Watching Jack Dangermond on the stage was truly something!

Later with multiple parallel sessions I was fascinated towards the workshop on Deep Learning and Artificial Intelligence by Sundar Ramalingam Head of Deep Learning from NVIDIA, India. Rather than being a workshop it was more of a discussion-cum-learning platform. Attendees from various dimensions were present ranging from police officers to professors, army officers to entrepreneurs and me being the only student. Shooting out questions as a student without any hesitation was a privilege I enjoyed among other attendees of the workshop. At the end I figured out a rough sketch on how Deep Learning and Artificial Intelligence is all set to make the next Industrial revolution.

The next sessions for which I blocked the timings was for Smart Cities and Defence and National Security. Smart Cities projected the immense possibilities available with Geo-Spatial Industry combined with Deep Learning and Artificial Intelligence. Defence and National Security was filled with men in olive green uniforms, while they welcomed the geo-spatial applications as a solution provider for stressing defence and national security problems they were hesitant towards the adoption of the artificial intelligence concept since artificial intelligence hasn’t gained the full confidence from the men in olive shirts. Explainability, auditability, accuracy, responsibility and fairness of AI has to be considered before the acceptance of AI in Defence and National Security claimed Lt Col Ashutosh Verma representing Indian Army.

In the midst of all the techie-talking sessions a quick visit on the exhibitions had many intriguing information to be delivered. The first exhibitor to attract was SOI, celebrating 250 years of its establishment which read ‘Survey of India to re-measure Mount Everest’. SOI also had a gigantic theodolite dating back to 1850’s and many other old instruments most of which I have read in my academics. Moving from SOI after figuring out what the old instruments were used for and to the Bhuvan, ESRI and Leica I was able to realize the vast advancements in the field of geo-spatial industry, the development was quite clear and evident. It was certainly a true exhibition to look at the new software and hardware products by various leading as well as emerging geo-spatial companies.

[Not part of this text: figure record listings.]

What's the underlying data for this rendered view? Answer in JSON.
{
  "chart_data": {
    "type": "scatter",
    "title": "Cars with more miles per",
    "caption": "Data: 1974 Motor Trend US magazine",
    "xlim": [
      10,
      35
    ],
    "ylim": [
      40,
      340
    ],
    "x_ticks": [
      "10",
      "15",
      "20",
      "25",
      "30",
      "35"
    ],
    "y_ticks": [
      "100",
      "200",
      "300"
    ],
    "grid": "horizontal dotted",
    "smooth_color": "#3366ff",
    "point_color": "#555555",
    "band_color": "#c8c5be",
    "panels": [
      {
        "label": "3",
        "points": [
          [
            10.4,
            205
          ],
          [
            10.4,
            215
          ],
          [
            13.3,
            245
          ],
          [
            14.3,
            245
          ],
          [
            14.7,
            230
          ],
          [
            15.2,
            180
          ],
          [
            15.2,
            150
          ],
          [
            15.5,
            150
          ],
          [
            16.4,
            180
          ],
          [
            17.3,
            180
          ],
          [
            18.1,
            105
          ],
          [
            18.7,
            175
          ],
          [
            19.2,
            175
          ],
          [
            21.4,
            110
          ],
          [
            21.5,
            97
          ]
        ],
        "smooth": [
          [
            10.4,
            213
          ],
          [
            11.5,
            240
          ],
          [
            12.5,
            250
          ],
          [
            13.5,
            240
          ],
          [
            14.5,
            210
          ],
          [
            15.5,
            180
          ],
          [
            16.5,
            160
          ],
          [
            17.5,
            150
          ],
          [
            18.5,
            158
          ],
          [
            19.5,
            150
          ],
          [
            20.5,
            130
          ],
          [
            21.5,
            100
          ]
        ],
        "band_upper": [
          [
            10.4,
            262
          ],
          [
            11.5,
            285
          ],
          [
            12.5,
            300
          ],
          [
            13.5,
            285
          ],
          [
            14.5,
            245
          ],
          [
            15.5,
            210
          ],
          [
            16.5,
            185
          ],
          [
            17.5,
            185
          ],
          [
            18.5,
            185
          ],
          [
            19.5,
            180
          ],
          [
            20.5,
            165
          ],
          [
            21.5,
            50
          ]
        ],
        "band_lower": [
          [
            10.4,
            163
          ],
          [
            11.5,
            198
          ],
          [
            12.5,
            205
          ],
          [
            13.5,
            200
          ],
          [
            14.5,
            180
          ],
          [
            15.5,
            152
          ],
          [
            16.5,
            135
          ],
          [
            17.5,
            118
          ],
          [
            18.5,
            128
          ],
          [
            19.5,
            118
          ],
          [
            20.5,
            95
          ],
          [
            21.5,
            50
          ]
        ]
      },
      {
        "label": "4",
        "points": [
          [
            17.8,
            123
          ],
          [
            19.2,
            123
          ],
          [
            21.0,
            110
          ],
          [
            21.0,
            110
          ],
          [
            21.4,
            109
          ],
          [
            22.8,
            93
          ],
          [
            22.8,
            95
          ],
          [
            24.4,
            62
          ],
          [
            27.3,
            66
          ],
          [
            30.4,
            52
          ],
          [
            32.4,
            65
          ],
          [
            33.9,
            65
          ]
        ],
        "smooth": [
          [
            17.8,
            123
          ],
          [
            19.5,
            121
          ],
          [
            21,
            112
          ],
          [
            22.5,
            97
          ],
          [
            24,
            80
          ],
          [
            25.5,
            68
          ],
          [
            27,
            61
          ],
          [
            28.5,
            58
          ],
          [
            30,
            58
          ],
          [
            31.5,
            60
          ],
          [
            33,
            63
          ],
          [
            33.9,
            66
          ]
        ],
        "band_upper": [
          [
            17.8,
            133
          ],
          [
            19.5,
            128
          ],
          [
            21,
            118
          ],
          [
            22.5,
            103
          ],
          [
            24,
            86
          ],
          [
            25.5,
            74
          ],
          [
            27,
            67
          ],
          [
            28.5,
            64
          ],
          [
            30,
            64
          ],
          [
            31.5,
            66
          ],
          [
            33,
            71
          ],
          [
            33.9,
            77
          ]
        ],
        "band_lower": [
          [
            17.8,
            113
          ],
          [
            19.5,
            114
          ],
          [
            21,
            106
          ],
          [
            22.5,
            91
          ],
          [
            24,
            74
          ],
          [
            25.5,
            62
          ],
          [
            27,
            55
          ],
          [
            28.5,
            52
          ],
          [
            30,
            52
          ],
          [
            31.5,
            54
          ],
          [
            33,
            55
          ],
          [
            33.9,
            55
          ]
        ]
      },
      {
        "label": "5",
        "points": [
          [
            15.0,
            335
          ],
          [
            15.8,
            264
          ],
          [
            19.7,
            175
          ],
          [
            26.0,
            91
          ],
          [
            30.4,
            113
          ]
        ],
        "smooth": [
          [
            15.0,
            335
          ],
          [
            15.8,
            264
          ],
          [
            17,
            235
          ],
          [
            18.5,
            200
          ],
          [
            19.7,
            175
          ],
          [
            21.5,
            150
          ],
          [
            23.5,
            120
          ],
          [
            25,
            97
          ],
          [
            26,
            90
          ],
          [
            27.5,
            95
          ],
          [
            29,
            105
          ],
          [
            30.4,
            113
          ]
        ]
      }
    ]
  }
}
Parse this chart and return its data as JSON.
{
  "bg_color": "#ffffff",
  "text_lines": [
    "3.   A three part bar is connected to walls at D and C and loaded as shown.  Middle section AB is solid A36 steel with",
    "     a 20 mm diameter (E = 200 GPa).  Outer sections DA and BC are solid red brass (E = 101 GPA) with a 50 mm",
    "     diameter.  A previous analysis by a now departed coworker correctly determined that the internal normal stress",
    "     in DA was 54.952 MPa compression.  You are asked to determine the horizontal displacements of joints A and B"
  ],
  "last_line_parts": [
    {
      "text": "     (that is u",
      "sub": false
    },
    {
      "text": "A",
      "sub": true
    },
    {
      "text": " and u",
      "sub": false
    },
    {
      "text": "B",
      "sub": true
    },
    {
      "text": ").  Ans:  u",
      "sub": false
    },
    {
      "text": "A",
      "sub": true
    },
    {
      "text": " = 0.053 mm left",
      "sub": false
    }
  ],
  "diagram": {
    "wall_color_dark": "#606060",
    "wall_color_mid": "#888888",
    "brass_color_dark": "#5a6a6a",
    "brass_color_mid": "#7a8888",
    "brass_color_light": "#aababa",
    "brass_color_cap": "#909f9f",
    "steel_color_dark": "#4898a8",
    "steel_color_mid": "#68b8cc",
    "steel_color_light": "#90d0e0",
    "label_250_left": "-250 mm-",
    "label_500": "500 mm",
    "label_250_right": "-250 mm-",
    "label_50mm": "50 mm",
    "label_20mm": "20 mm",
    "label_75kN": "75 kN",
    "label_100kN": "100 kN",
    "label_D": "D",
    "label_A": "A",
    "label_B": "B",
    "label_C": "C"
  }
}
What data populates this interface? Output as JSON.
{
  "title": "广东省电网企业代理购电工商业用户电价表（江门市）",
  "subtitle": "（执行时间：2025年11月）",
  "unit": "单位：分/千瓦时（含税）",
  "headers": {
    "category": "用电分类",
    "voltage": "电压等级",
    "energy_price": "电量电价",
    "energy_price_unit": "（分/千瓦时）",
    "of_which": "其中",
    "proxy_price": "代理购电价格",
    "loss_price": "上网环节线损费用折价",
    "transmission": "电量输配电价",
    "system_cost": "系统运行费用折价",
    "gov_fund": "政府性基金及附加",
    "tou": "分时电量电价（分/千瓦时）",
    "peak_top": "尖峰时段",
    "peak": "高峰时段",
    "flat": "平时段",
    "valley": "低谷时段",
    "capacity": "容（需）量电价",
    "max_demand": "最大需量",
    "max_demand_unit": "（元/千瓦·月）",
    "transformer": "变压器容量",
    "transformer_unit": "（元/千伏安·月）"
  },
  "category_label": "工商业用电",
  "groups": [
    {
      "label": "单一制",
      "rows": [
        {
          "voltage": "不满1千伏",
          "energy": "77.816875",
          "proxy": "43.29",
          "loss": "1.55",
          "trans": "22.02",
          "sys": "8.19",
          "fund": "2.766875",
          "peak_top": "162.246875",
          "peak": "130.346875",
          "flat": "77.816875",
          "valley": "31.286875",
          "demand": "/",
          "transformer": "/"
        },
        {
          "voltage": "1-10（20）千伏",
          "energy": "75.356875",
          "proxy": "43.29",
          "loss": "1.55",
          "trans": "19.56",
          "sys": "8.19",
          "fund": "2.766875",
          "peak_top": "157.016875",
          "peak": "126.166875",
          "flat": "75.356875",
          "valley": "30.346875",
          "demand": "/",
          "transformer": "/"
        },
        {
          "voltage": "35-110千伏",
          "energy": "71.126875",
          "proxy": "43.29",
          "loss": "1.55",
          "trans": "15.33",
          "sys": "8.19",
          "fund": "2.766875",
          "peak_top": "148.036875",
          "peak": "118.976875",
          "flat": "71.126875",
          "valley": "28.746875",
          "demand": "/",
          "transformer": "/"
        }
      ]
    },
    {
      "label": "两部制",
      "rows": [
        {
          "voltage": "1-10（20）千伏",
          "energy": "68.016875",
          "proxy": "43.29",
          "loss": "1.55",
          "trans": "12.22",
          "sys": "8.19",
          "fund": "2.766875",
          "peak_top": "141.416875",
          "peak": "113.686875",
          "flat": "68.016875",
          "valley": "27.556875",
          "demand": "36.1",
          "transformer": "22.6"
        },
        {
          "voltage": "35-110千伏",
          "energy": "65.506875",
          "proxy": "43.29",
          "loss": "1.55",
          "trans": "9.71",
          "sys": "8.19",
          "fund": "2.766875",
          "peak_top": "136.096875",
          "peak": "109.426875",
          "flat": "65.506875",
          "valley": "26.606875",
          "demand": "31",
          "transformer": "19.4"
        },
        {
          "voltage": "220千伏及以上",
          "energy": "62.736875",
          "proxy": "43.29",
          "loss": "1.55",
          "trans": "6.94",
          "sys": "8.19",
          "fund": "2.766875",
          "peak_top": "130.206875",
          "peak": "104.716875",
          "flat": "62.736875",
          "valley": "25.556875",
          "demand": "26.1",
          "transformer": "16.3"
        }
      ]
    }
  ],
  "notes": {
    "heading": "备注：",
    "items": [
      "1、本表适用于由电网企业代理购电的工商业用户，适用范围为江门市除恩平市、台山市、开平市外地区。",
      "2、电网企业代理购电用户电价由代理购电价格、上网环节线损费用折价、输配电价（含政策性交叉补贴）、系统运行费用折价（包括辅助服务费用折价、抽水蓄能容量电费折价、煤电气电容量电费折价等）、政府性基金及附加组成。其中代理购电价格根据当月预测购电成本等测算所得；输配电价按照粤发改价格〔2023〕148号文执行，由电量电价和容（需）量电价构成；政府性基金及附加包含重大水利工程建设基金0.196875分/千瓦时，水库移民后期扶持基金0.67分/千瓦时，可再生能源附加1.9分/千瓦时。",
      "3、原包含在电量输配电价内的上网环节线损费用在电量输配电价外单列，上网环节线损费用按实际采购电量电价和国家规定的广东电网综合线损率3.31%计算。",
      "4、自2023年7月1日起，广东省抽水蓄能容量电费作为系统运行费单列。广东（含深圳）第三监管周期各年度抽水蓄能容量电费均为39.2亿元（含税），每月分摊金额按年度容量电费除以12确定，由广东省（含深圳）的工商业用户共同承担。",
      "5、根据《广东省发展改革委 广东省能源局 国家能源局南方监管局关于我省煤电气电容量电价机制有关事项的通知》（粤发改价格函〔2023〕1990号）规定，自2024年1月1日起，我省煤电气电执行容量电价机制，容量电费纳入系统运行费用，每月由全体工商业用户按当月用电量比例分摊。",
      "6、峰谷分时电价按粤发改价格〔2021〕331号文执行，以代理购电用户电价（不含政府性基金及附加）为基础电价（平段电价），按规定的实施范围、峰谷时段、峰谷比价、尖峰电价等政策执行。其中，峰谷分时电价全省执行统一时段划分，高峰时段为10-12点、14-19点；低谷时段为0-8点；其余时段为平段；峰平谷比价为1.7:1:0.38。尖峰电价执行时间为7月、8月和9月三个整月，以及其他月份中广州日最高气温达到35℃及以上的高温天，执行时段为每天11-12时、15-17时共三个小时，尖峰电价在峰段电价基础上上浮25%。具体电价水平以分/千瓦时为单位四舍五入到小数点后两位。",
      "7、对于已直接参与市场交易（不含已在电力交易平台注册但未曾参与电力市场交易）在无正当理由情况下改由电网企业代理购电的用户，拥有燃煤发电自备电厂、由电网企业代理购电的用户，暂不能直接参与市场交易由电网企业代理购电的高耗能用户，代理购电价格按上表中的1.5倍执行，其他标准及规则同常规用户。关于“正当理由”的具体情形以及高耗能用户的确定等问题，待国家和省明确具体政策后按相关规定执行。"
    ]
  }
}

Networking with the the industry! 

Networking was one important offer that I received from GWF 2017. Meeting Team Indus, tete-a-tete with Marc Melviez, sharing a selfie with Barbara Ryan, Secretariat, GEO, a networking lunch with Steven Ramange, Senior External Relations Manager, GEO and meeting professional from different dimensions say professors, engineers from government and private sectors, etc., The contacts that I have gained through GWF 2017 is immense. The Hall of Fame presented by GWF 2017 was a source of motivation and inspiration. Quoting few words from Sanjay’s message ‘These stories would offer inspiration and encouragement to next generation in pursing their quest’ surely it is. Barbara Ryan, my personal inspiration right from the time I saw the speakers list is the only women amongst the 10 Hall of Fame legends with whom I have managed to get an autograph and a selfie on her birthday. Something that bothered me throughout the conference was the presence and participation of women and students (me being both) which I think, has to be addressed in the future.

On the whole GWF 2017 has changed my perspective about the geo-spatial industry providing rich geo-spatial concepts for my academics and more network for career excellence. As I personally told Sanjay that I, as a student will have more to take back from GWF 2017 than other attendees. Looking forward for GWF 2018, for more learning and sharing!